Migration in Mexiko: zwei Seiten einer Medaille

Die Einwanderungsdebatte hat nicht nur einen zentralen Platz im politischen Geschehen Euro­pas und Deutschlands eingenommen. Wer über die letzten eineinhalb Jahre die Berichterstat­tung in den amerikanischen Medien aufmerksam mitverfolgt hat, weiß, dass auch dort das Thema Migration im Mittelpunkt der öffentlichen Aufmerksamkeit steht.

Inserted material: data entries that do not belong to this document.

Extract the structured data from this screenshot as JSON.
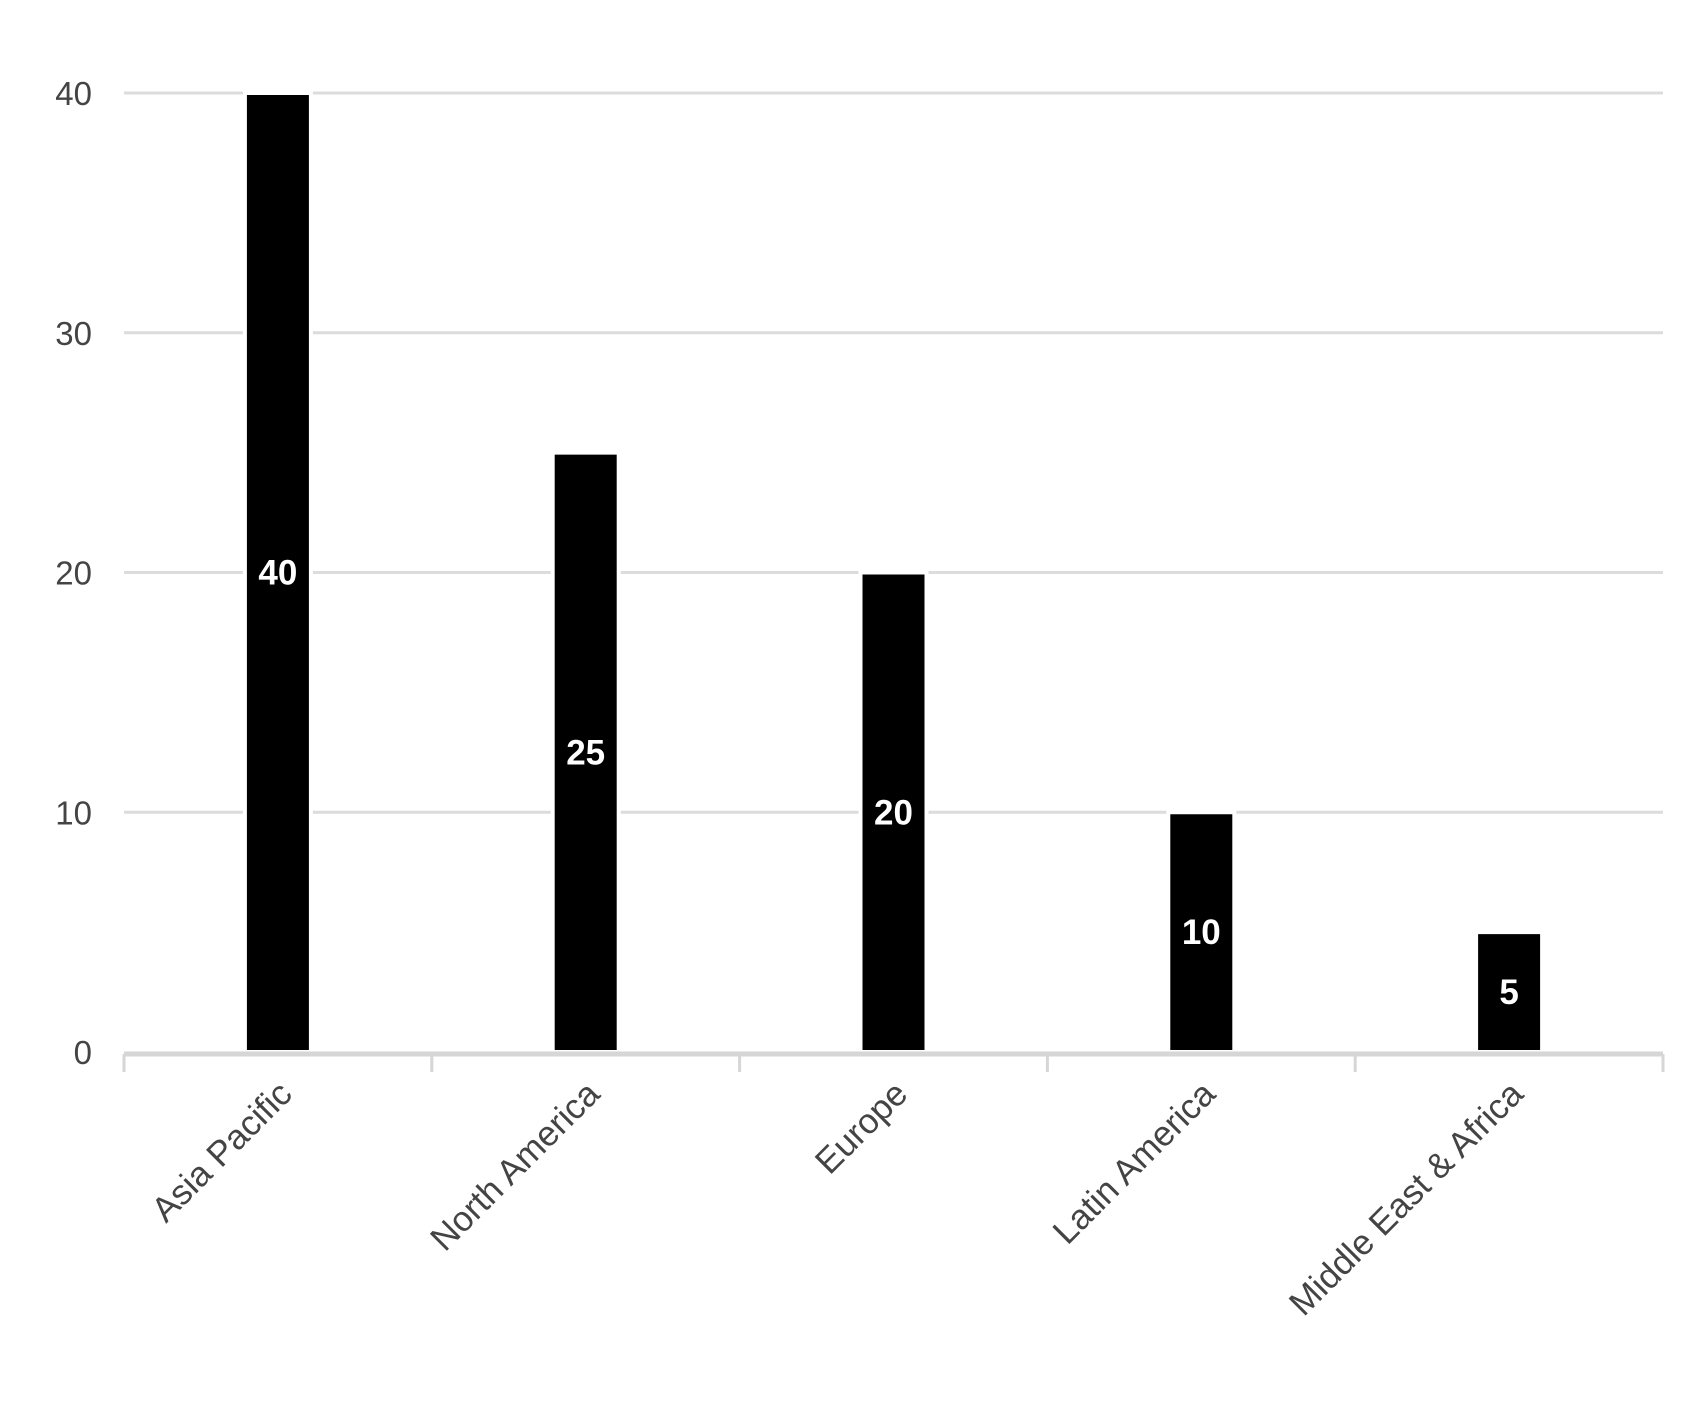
{
  "chart_data": {
    "type": "bar",
    "categories": [
      "Asia Pacific",
      "North America",
      "Europe",
      "Latin America",
      "Middle East & Africa"
    ],
    "values": [
      40,
      25,
      20,
      10,
      5
    ],
    "data_labels": [
      "40",
      "25",
      "20",
      "10",
      "5"
    ],
    "title": "",
    "xlabel": "",
    "ylabel": "",
    "ylim": [
      0,
      40
    ],
    "yticks": [
      0,
      10,
      20,
      30,
      40
    ],
    "grid": true,
    "legend": "none",
    "colors": {
      "bar": "#000000",
      "bar_label": "#ffffff",
      "grid": "#dcdcdc",
      "axis": "#d6d6d6",
      "tick_label": "#444444"
    }
  }
}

Ausgelöst wurde die Diskussion in Nord- und Mittelamerika im Sommer 2014, als nämlich US-Grenzschützer insgesamt 70.000 Minderjährige ohne Begleitung von Erwachsenen – ein Großteil stammte aus El Salvador, Guatemala und Honduras – daran hinderten, die mexika­nisch-amerikanische Grenze illegal zu überqueren. Zutage traten dabei nicht nur die erhebli­chen Mängel der US-Zuwanderungspolitik. Der unerwartete hohe Anstieg der Kindermigrati­on lenkte auch verstärkt den Blick auf die Situation in den Ländern Zentralamerikas, den so­genannten Herkunftsländern. Anhaltende Armut und Gewalt seien die wesentlichen Problem­felder Mittelamerikas und Hauptursachen für die Emigration so vieler Menschen in den letz­ten Jahren.

Auch Mexiko entkam in diesen Monaten der humanitären Krise nicht dem kritischen Blick der Weltöffentlichkeit. Insbesondere die Vereinigten Staaten von Amerika übten viel Druck auf die mexikanische Regierung aus, mit dem Argument, Mexiko sei als Transitland für die prekäre Situation mitverantwortlich. Präsident Barack Obama bat seinen mexikanischen Kol­legen Enrique Peña Nieto entsprechend um Hilfe bei der Eindämmung des Migrantenstroms in Form einer stärkeren Grenzkontrolle an der Grenze zu Guatemala und Belize.

Migration in die USA 

Mexiko spielt ohne Frage eine zentrale Rolle für den Einwanderungszuwachs in den Verei­nigten Staaten von Amerika. Seit Beginn des 20. Jahrhunderts wanderten jährlich mehrere tausend Mexikaner in das Land der unbegrenzten Möglichkeiten, mit dem Ergebnis, dass heu­te insgesamt 11.5 Millionen in Mexiko Geborene ihren Lebensmittelpunkt in den USA haben.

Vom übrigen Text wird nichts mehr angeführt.